Au moins vingt-deux civils ont été tués fin novembre par des miliciens dans une région de l’ouest de la République démocratique du Congo (RDC), en proie à un conflit communautaire, a indiqué mardi Human Rights Watch (HRW).
L’attaque a eu lieu le 23 novembre dans le village de Nkana, à environ 75 km au nord-est de Kinshasa, dans le territoire de Kwamouth (province de Mai-Ndombe), selon un rapport de cette organisation de défense des droits humains.
Des hommes armés « mobondo », issus de l’ethnie Yaka, ont tué « au moins 22 civils », dont quatre femmes et quatre enfants, et en ont blessé beaucoup d’autres, a précisé l’ONG, citant des témoins.
Les assaillants, armés de fusils et de machettes, ont « parcouru les maisons, tuant principalement des villageois Teke qui tentaient de fuir », selon le communiqué.
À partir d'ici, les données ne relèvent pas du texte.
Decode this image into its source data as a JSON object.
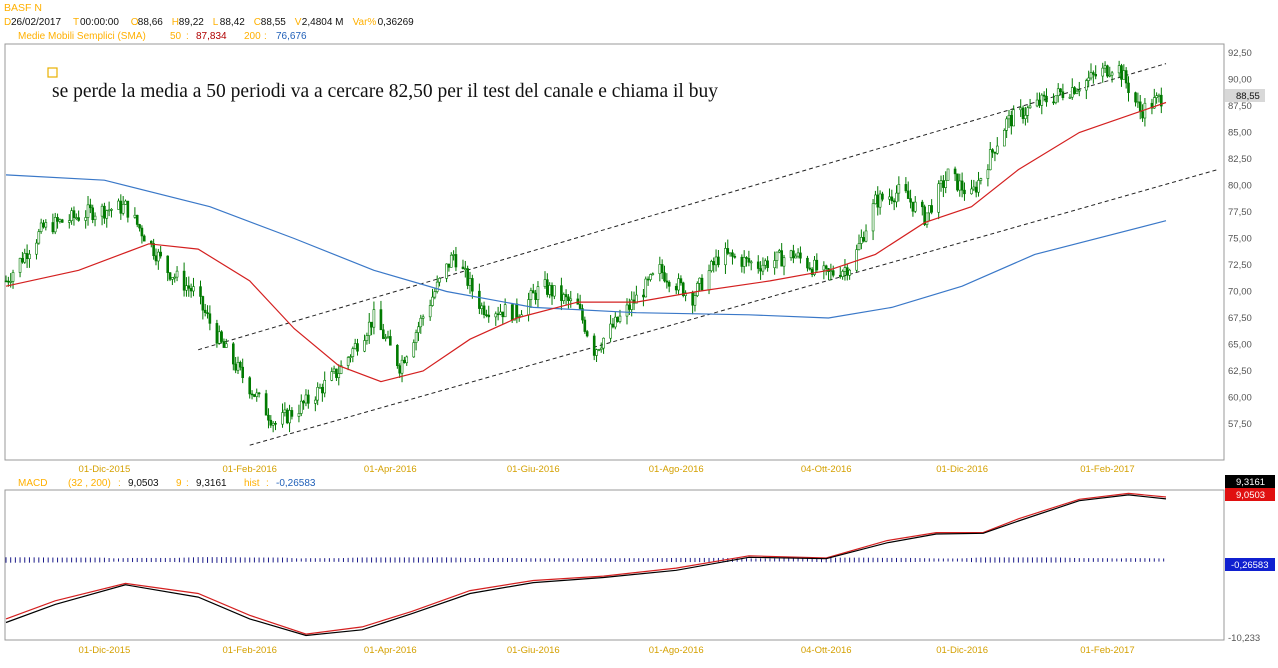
{
  "header": {
    "symbol": "BASF N",
    "bar_info": [
      {
        "key": "D",
        "value": "26/02/2017"
      },
      {
        "key": "T",
        "value": "00:00:00"
      },
      {
        "key": "O",
        "value": "88,66"
      },
      {
        "key": "H",
        "value": "89,22"
      },
      {
        "key": "L",
        "value": "88,42"
      },
      {
        "key": "C",
        "value": "88,55"
      },
      {
        "key": "V",
        "value": "2,4804 M"
      },
      {
        "key": "Var%",
        "value": "0,36269"
      }
    ],
    "sma_label": "Medie Mobili Semplici (SMA)",
    "sma50_period": "50",
    "sma50_value": "87,834",
    "sma200_period": "200",
    "sma200_value": "76,676",
    "macd_label": "MACD",
    "macd_params": "(32 , 200)",
    "macd_value": "9,0503",
    "signal_period": "9",
    "signal_value": "9,3161",
    "hist_label": "hist",
    "hist_value": "-0,26583"
  },
  "annotation": "se perde la media a 50 periodi va a cercare 82,50 per il test del canale e chiama il buy",
  "colors": {
    "candle": "#007a00",
    "sma50": "#d42020",
    "sma200": "#3a78c8",
    "macd": "#000000",
    "signal": "#d42020",
    "hist": "#1a1a8a",
    "tick_text": "#d4a000",
    "header_yellow": "#ffb000"
  },
  "chart_data": [
    {
      "type": "candlestick",
      "title": "BASF N",
      "ylim": [
        55,
        93
      ],
      "y_ticks": [
        "57,50",
        "60,00",
        "62,50",
        "65,00",
        "67,50",
        "70,00",
        "72,50",
        "75,00",
        "77,50",
        "80,00",
        "82,50",
        "85,00",
        "87,50",
        "90,00",
        "92,50"
      ],
      "x_ticks": [
        "01-Dic-2015",
        "01-Feb-2016",
        "01-Apr-2016",
        "01-Giu-2016",
        "01-Ago-2016",
        "04-Ott-2016",
        "01-Dic-2016",
        "01-Feb-2017"
      ],
      "last_price_label": "88,55",
      "close_trend": [
        {
          "date": "2015-10-20",
          "close": 71.0
        },
        {
          "date": "2015-11-05",
          "close": 76.0
        },
        {
          "date": "2015-11-25",
          "close": 77.5
        },
        {
          "date": "2015-12-10",
          "close": 78.0
        },
        {
          "date": "2015-12-28",
          "close": 72.0
        },
        {
          "date": "2016-01-08",
          "close": 70.0
        },
        {
          "date": "2016-01-20",
          "close": 65.0
        },
        {
          "date": "2016-02-01",
          "close": 61.0
        },
        {
          "date": "2016-02-12",
          "close": 57.5
        },
        {
          "date": "2016-02-25",
          "close": 59.5
        },
        {
          "date": "2016-03-10",
          "close": 62.5
        },
        {
          "date": "2016-03-25",
          "close": 67.5
        },
        {
          "date": "2016-04-05",
          "close": 63.0
        },
        {
          "date": "2016-04-20",
          "close": 70.0
        },
        {
          "date": "2016-04-28",
          "close": 73.5
        },
        {
          "date": "2016-05-10",
          "close": 68.5
        },
        {
          "date": "2016-05-25",
          "close": 68.0
        },
        {
          "date": "2016-06-05",
          "close": 70.5
        },
        {
          "date": "2016-06-20",
          "close": 68.5
        },
        {
          "date": "2016-06-27",
          "close": 64.5
        },
        {
          "date": "2016-07-10",
          "close": 68.0
        },
        {
          "date": "2016-07-25",
          "close": 72.0
        },
        {
          "date": "2016-08-08",
          "close": 69.5
        },
        {
          "date": "2016-08-20",
          "close": 73.5
        },
        {
          "date": "2016-09-05",
          "close": 72.5
        },
        {
          "date": "2016-09-20",
          "close": 73.5
        },
        {
          "date": "2016-10-04",
          "close": 71.5
        },
        {
          "date": "2016-10-15",
          "close": 72.5
        },
        {
          "date": "2016-10-25",
          "close": 78.5
        },
        {
          "date": "2016-11-05",
          "close": 79.5
        },
        {
          "date": "2016-11-15",
          "close": 77.0
        },
        {
          "date": "2016-11-25",
          "close": 81.0
        },
        {
          "date": "2016-12-05",
          "close": 79.0
        },
        {
          "date": "2016-12-20",
          "close": 86.0
        },
        {
          "date": "2017-01-05",
          "close": 88.0
        },
        {
          "date": "2017-01-20",
          "close": 89.5
        },
        {
          "date": "2017-02-05",
          "close": 91.5
        },
        {
          "date": "2017-02-15",
          "close": 87.0
        },
        {
          "date": "2017-02-26",
          "close": 88.55
        }
      ],
      "sma50": [
        {
          "date": "2015-10-20",
          "value": 70.5
        },
        {
          "date": "2015-11-20",
          "value": 72.0
        },
        {
          "date": "2015-12-20",
          "value": 74.5
        },
        {
          "date": "2016-01-10",
          "value": 74.0
        },
        {
          "date": "2016-02-01",
          "value": 71.0
        },
        {
          "date": "2016-02-20",
          "value": 66.5
        },
        {
          "date": "2016-03-10",
          "value": 63.0
        },
        {
          "date": "2016-03-28",
          "value": 61.5
        },
        {
          "date": "2016-04-15",
          "value": 62.5
        },
        {
          "date": "2016-05-05",
          "value": 65.5
        },
        {
          "date": "2016-05-25",
          "value": 67.5
        },
        {
          "date": "2016-06-20",
          "value": 69.0
        },
        {
          "date": "2016-07-15",
          "value": 69.0
        },
        {
          "date": "2016-08-10",
          "value": 70.0
        },
        {
          "date": "2016-09-10",
          "value": 71.0
        },
        {
          "date": "2016-10-05",
          "value": 72.0
        },
        {
          "date": "2016-10-25",
          "value": 73.5
        },
        {
          "date": "2016-11-15",
          "value": 76.5
        },
        {
          "date": "2016-12-05",
          "value": 78.0
        },
        {
          "date": "2016-12-25",
          "value": 81.5
        },
        {
          "date": "2017-01-20",
          "value": 85.0
        },
        {
          "date": "2017-02-26",
          "value": 87.834
        }
      ],
      "sma200": [
        {
          "date": "2015-10-20",
          "value": 81.0
        },
        {
          "date": "2015-12-01",
          "value": 80.5
        },
        {
          "date": "2016-01-15",
          "value": 78.0
        },
        {
          "date": "2016-02-20",
          "value": 75.0
        },
        {
          "date": "2016-03-25",
          "value": 72.0
        },
        {
          "date": "2016-04-25",
          "value": 70.0
        },
        {
          "date": "2016-06-01",
          "value": 68.5
        },
        {
          "date": "2016-07-15",
          "value": 68.0
        },
        {
          "date": "2016-09-01",
          "value": 67.8
        },
        {
          "date": "2016-10-05",
          "value": 67.5
        },
        {
          "date": "2016-11-01",
          "value": 68.5
        },
        {
          "date": "2016-12-01",
          "value": 70.5
        },
        {
          "date": "2017-01-01",
          "value": 73.5
        },
        {
          "date": "2017-02-26",
          "value": 76.676
        }
      ],
      "channel_upper": [
        {
          "date": "2016-01-10",
          "value": 64.5
        },
        {
          "date": "2017-02-26",
          "value": 91.5
        }
      ],
      "channel_lower": [
        {
          "date": "2016-02-01",
          "value": 55.5
        },
        {
          "date": "2017-03-20",
          "value": 81.5
        }
      ]
    },
    {
      "type": "line",
      "title": "MACD",
      "x_ticks": [
        "01-Dic-2015",
        "01-Feb-2016",
        "01-Apr-2016",
        "01-Giu-2016",
        "01-Ago-2016",
        "04-Ott-2016",
        "01-Dic-2016",
        "01-Feb-2017"
      ],
      "y_tick_bottom": "-10,233",
      "series": [
        {
          "name": "MACD",
          "last": 9.0503,
          "values": [
            {
              "date": "2015-10-20",
              "v": -8.0
            },
            {
              "date": "2015-11-10",
              "v": -5.5
            },
            {
              "date": "2015-12-10",
              "v": -2.8
            },
            {
              "date": "2016-01-10",
              "v": -4.5
            },
            {
              "date": "2016-02-01",
              "v": -7.5
            },
            {
              "date": "2016-02-25",
              "v": -9.8
            },
            {
              "date": "2016-03-20",
              "v": -9.0
            },
            {
              "date": "2016-04-10",
              "v": -6.8
            },
            {
              "date": "2016-05-05",
              "v": -4.0
            },
            {
              "date": "2016-06-01",
              "v": -2.5
            },
            {
              "date": "2016-07-01",
              "v": -1.8
            },
            {
              "date": "2016-08-01",
              "v": -0.8
            },
            {
              "date": "2016-09-01",
              "v": 1.0
            },
            {
              "date": "2016-10-04",
              "v": 0.8
            },
            {
              "date": "2016-10-30",
              "v": 3.0
            },
            {
              "date": "2016-11-20",
              "v": 4.2
            },
            {
              "date": "2016-12-10",
              "v": 4.3
            },
            {
              "date": "2016-12-25",
              "v": 6.0
            },
            {
              "date": "2017-01-20",
              "v": 8.8
            },
            {
              "date": "2017-02-10",
              "v": 9.6
            },
            {
              "date": "2017-02-26",
              "v": 9.0503
            }
          ]
        },
        {
          "name": "Signal",
          "last": 9.3161,
          "values": [
            {
              "date": "2015-10-20",
              "v": -7.5
            },
            {
              "date": "2015-11-10",
              "v": -5.0
            },
            {
              "date": "2015-12-10",
              "v": -2.6
            },
            {
              "date": "2016-01-10",
              "v": -4.0
            },
            {
              "date": "2016-02-01",
              "v": -7.0
            },
            {
              "date": "2016-02-25",
              "v": -9.6
            },
            {
              "date": "2016-03-20",
              "v": -8.6
            },
            {
              "date": "2016-04-10",
              "v": -6.5
            },
            {
              "date": "2016-05-05",
              "v": -3.6
            },
            {
              "date": "2016-06-01",
              "v": -2.2
            },
            {
              "date": "2016-07-01",
              "v": -1.6
            },
            {
              "date": "2016-08-01",
              "v": -0.5
            },
            {
              "date": "2016-09-01",
              "v": 1.2
            },
            {
              "date": "2016-10-04",
              "v": 0.9
            },
            {
              "date": "2016-10-30",
              "v": 3.3
            },
            {
              "date": "2016-11-20",
              "v": 4.4
            },
            {
              "date": "2016-12-10",
              "v": 4.4
            },
            {
              "date": "2016-12-25",
              "v": 6.3
            },
            {
              "date": "2017-01-20",
              "v": 9.0
            },
            {
              "date": "2017-02-10",
              "v": 9.8
            },
            {
              "date": "2017-02-26",
              "v": 9.3161
            }
          ]
        },
        {
          "name": "hist",
          "last": -0.26583
        }
      ],
      "value_labels": [
        "9,3161",
        "9,0503",
        "-0,26583"
      ]
    }
  ]
}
L’attaque aurait été menée « en guise de représailles » dans le cadre de tensions intercommunautaires croissantes.
Dans cette région de l’ouest de la RDC, des violences ont éclaté en 2022 autour d’un conflit foncier entre les Teke, considérés comme propriétaires des villages le long du fleuve Congo, et les Yaka, installés après eux.
Les « mobondo », présentés comme membres de la communauté Yaka, sont accusés d’avoir pris une part active à ces affrontements, qui ont fait des centaines de morts et provoqué des déplacements massifs.